Anti-CD4 autoantibody-mediated failure of CD4+ T cell reconstitution in HIV-infected patients under viral-suppressive ART

Abstract

Abstract Increased mortality and morbidity occur in HIV-infected patients who fail to increase CD4+ T cell counts under viral-suppressive antiretroviral therapy (ART). Here we identified an underlying mechanism. Plasma anti-CD4 IgGs were measured by ELISA in 17 healthy controls, 26 HIV+ immunologic responders (IR, aviremic, CD4+ T cell counts ≥ 500 cells/μL), and 22 non-responders (NR, aviremic, CD4+ T cell counts < 350 cells/μL). Anti-CD4 IgGs were purified from plasma of 21 NR by affinity purification. Antibody-dependent cytotoxicity (ADCC) was performed in CD4+ T cells co-cultured with NK cells in presence of anti-CD4 IgGs or control IgGs in vitro. Plasma microbiome was analyzed by bacterial 16S DNA sequencing. Elevated plasma levels of anti-CD4 IgGs were found in NR [median (interquartile range, ng/mL), 92 (53–166)] compared to IR [26 (16–82)] and healthy controls [16 ng/mL (9–24)] (P < 0.001 between NR and two controls, ANOVA).
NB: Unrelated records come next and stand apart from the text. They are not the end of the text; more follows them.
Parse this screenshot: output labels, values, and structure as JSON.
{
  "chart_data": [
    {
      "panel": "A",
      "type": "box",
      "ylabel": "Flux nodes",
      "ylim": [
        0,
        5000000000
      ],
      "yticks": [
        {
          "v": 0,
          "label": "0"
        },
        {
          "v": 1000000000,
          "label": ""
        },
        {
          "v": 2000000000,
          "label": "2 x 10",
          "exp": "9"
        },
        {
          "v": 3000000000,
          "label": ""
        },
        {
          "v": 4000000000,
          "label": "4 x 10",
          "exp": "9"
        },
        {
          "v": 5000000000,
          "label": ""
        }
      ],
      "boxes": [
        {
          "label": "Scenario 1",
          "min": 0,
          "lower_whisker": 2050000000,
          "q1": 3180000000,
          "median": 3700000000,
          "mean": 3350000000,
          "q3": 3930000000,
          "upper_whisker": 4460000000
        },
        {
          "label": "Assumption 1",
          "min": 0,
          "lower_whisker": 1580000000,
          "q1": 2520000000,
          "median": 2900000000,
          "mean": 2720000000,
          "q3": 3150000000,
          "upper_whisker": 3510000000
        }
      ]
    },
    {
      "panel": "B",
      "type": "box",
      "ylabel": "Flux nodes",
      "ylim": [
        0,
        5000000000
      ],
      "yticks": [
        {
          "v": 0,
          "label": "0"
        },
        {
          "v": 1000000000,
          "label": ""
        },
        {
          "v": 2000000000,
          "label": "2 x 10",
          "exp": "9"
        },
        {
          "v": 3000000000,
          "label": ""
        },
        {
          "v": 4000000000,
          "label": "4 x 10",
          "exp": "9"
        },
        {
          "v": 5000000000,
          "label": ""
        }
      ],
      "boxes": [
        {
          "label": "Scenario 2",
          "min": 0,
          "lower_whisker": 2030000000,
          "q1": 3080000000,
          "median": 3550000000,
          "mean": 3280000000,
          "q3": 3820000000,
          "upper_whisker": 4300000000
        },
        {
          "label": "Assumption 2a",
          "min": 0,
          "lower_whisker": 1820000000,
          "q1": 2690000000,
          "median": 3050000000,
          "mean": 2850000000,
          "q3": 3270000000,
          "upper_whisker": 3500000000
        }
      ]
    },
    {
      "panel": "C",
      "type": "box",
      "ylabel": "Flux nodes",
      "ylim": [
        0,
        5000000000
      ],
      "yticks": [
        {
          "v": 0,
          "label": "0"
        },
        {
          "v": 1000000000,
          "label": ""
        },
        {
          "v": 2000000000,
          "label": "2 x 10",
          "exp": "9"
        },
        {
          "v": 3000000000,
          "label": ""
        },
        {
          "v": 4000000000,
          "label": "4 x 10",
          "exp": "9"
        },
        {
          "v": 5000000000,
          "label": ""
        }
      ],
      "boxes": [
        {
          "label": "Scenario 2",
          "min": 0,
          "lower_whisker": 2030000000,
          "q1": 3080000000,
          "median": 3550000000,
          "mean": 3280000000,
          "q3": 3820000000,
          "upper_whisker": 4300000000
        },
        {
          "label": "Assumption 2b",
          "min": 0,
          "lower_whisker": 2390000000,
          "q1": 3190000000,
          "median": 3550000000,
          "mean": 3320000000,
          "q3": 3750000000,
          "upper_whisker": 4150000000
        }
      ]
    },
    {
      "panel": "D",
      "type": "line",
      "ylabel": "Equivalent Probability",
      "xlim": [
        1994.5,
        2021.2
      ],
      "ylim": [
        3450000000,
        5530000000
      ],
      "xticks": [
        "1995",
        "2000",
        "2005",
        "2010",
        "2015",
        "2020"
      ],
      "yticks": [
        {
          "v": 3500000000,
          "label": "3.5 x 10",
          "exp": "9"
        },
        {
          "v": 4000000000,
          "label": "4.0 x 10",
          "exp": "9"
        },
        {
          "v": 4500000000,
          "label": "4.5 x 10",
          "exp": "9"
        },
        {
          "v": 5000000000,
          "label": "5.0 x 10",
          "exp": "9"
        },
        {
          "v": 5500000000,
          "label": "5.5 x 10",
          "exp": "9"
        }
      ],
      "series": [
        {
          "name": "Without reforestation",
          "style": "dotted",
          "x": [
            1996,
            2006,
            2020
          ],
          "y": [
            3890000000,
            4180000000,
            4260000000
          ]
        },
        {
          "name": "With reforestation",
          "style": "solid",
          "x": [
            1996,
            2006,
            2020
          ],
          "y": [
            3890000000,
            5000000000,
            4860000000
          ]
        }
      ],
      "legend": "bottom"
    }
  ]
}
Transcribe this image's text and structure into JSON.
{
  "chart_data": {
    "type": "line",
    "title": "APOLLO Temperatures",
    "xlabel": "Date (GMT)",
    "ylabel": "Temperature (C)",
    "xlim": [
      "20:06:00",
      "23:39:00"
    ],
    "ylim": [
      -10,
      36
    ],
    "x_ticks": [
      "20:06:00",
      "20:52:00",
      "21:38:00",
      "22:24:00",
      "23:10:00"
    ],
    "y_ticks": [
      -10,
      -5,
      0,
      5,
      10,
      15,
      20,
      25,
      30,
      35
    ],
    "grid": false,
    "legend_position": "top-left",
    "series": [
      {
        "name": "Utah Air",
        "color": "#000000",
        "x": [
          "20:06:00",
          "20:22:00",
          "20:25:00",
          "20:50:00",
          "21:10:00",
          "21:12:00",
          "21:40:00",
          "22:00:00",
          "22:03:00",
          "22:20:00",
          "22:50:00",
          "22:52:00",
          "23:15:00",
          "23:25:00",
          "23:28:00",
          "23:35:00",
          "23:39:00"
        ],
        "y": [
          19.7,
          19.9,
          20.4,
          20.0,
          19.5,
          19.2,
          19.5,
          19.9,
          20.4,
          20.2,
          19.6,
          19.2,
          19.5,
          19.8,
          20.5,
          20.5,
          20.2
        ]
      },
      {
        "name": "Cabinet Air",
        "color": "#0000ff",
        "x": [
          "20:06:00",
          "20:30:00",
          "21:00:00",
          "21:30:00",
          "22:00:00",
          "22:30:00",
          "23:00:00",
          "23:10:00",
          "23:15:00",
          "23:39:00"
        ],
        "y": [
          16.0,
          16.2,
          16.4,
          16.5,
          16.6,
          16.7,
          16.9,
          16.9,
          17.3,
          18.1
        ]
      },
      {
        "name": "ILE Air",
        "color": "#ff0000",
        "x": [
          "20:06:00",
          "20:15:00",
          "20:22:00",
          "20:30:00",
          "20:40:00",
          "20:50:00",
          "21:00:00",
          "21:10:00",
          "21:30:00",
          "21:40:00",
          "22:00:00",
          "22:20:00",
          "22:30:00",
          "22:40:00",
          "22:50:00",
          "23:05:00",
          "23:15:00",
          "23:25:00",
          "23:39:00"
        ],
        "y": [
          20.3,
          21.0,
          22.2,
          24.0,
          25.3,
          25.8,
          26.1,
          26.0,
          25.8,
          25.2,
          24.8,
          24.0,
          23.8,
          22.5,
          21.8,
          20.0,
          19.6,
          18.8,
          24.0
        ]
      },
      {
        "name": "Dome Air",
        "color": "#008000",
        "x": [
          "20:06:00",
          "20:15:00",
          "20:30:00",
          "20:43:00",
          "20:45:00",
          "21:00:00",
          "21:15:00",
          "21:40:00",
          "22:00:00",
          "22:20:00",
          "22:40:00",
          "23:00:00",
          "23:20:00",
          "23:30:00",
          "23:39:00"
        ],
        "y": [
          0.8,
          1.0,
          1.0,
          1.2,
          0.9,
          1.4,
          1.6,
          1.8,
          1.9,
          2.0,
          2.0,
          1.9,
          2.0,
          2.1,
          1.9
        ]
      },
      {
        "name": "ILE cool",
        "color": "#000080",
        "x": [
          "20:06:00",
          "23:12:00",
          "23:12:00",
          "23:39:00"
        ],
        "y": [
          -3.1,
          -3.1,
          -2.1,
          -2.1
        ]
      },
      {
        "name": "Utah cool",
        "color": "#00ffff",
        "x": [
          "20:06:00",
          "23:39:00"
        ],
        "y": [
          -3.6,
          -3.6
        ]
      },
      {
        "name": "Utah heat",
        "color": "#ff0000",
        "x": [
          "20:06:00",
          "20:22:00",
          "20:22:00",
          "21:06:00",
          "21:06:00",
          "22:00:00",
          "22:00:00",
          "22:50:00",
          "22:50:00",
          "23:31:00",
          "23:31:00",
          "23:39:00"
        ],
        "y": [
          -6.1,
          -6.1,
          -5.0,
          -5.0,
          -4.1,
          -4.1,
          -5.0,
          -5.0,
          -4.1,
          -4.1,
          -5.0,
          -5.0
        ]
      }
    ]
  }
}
Higher plasma level of anti-CD4 IgG correlated with blunted CD4+ T cell recovery (r = −0.53, P = 0.0002, Spearman correlation test). Furthermore, purified anti-CD4 IgGs induced NK cell-dependent CD4+ T cell cytolysis (P = 0.02). Notably, Simpson diversity was lower in patients with plasma anti-CD4 IgG ≥ 50 ng/mL compared to patients with anti-CD4 IgG < 50 ng/mL (P = 0.04). There was an inverse correlation between plasma anti-CD4 IgG and the Simpson diversity index in patients (r = −0.47, P = 0.03) but not in healthy controls. These results indicate a possible link between microbiome and B cell dysfunction in HIV, and anti-CD4 IgGs may play an important role in preventing CD4+ T cell reconstitution despite viral-suppressive ART.